Le DéfiI de l’exécution

par admin

Le discours prononcé à la vieille du 60ième anniversaire de l’indépendance du Sénégal a été empreint de sobriété et de solennité. Pour autant, il ne saurait se suffire à lui-même, à moins de lui prêter une puissance performative, au risque de s’abîmer dans les méandres d’une approche magico-religieuse bien loin de faire ses preuves. Fort heureusement,  se faisant le chantre de la résilience sociale et économique (voir ci-contre), le chef de l’Etat a plutôt semblé s’inscrire dans une logique de l’action, dont du reste, les populations font montre quotidiennement. Et c’est précisément cela qui aide le pays à tenir, à ne pas imploser, sous l’assaut de frustrations multiples qui se nourrissent de la pauvreté et de la précarité.

Ainsi, enfermée dans l’entre-deux de l’informel, l’écrasante majorité de la population, bien loin des 3 % des emplois formels, se déploie à coup d’ingéniosité et de courage, dans l’espoir de s’en sortir.

Le chef de l’Etat a par la même occasion exhorté l’Afrique à prendre son destin en main, rappelant ainsi le panafricanisme sans lequel rien ne pourra se faire dans un monde de rapports de forces. Là aussi, le dynamisme de la migration et des relations intra-africaines permettent d’entrevoir l’avance des populations sur leurs dirigeants. Il est donc arrivé le temps de rompre avec les rhétoriques paresseuses et de sonner la mobilisation.

Mais voilà qu’un tragique fait divers de ce week-end vient moucher les légitimes et salvatrices attentes.

Nuitamment, en pleine période d’Etat d’urgence, des enfants de la haute bourgeoisie sénégalaise qui s’étaient « confinés » dans un confortable appartement ont pu s’exfiltrer à la suite de la survenue de la mort accidentelle de l’une d’entre eux. Comment ont-ils pu, en plein couvre-feu, dans une ville quadrillée par les forces de défense et de sécurité ?  Ont-ils bénéficié d’autorisations de circuler ?  A quel titre !

En tout état de cause, au-delà de ce drame qui frappe les familles concernées, cela dénote une fois de plus l’absence de cohérence et de rigueur qui piègent les résolutions des autorités. Sans compter des bars et autres lieux de convivialité qui, nous rapporte-t-on, sont ouverts dans ces zones au profit de quelques pontes du pouvoir.
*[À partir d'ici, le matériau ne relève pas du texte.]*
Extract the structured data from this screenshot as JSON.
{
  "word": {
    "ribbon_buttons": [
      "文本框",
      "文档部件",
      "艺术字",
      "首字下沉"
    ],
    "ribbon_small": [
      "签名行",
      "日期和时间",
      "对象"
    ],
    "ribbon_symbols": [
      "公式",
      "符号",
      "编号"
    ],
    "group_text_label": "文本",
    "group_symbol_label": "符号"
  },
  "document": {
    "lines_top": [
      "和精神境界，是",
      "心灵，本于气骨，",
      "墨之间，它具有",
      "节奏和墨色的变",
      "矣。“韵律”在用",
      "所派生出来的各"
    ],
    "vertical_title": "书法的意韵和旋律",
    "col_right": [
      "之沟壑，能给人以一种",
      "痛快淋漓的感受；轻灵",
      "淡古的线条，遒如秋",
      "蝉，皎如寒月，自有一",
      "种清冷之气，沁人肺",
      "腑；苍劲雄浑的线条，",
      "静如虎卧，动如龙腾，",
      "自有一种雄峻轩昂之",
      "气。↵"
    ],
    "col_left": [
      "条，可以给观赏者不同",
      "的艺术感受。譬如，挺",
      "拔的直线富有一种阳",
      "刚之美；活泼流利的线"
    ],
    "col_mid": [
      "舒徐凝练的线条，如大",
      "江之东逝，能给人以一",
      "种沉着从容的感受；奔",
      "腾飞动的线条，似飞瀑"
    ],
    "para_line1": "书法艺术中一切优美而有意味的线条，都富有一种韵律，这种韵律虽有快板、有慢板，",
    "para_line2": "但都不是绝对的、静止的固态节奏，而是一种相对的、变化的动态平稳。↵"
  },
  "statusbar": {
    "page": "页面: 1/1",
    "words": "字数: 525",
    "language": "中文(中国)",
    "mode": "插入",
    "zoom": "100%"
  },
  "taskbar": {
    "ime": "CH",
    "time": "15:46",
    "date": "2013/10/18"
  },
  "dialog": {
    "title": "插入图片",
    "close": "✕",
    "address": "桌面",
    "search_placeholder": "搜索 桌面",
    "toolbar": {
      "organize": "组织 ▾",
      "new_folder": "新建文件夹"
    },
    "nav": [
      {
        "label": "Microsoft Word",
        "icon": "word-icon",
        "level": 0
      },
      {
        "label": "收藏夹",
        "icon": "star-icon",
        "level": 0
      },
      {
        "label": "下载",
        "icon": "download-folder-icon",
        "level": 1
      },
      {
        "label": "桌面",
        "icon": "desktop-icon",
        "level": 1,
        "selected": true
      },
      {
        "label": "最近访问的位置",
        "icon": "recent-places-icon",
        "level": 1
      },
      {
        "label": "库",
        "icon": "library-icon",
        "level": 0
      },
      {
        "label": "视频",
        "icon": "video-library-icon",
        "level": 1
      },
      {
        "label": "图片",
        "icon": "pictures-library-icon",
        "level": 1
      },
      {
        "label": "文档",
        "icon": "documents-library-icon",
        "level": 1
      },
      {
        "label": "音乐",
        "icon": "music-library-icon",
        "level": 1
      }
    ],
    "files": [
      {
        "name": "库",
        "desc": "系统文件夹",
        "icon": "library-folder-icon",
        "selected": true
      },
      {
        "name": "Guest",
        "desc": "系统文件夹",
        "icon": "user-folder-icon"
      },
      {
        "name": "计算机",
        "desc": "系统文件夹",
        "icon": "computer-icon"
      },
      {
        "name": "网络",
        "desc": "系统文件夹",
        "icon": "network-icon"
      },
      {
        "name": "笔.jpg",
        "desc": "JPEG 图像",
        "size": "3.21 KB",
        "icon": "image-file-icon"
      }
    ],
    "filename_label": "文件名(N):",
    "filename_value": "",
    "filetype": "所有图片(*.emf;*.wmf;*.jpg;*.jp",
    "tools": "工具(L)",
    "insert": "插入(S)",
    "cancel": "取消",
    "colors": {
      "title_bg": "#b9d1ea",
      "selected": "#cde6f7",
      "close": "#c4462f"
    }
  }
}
Cela est d’autant plus stupéfiant, que de tels manquements disent quelque chose de leur coupable arrogance en cette période de sainte alliance pour lutter contre le Covid 19. Un virus invisible qui lui, ne fait pas dans la discrimination, logeant tous les continents et toute l’espèce humaine dans la même brutalité de sa circulation mortifère. 

En plus de mettre à nu le visage hideux de la mondialisation, elle est dépourvue de solidarité. Chantre de la libre circulation et du libre-échange, elle ferme les frontières, se replie dans ses tranchées, se ferme les yeux et se bouche les oreilles. Elle est prête à tous les coups, même les plus tordus, pour sauver sa peau, comme on le voit avec les Etats-Unis qui ne s’embarrassent guère de détourner à leur profit et au prix fort les commandes de masques de leurs alliés en Chine. Obligés de pallier une situation de pénurie qui, faut-il le relever au passage, est la conséquence de politiques de délocalisations tous azimuts, au détriment de la sécurité intérieure des pays.

 En tout état de cause, l’avenir en pointillés qu’a dessiné le discours du chef de l’Etat n’a de chance de s’actualiser que dans un changement de paradigmes, tant il urge d’opérer des ruptures catégoriques au niveau de la gouvernance politique et économique.

C’est le lieu de rappeler qu’en ces temps de lutte contre la pandémie de coronavirus, une équipe de 4 enseignants-chercheurs de l’école polytechnique de Thiès a conçu un prototype de respirateur artificiel et attend avec impatience la validation des autorités compétentes. Que des tailleurs proposent des masques qui méritent d’être testés. Vent debout, récusant toute forme de découragement, cette énergie qui sourde dans divers segments de la société raconte une résilience conquérante, celle qui récuse toute forme de renoncement. Si le discours du président a eu le mérite de prendre la mesure des enjeux, il se trouve plus que jamais confronté au défi de l’exécution.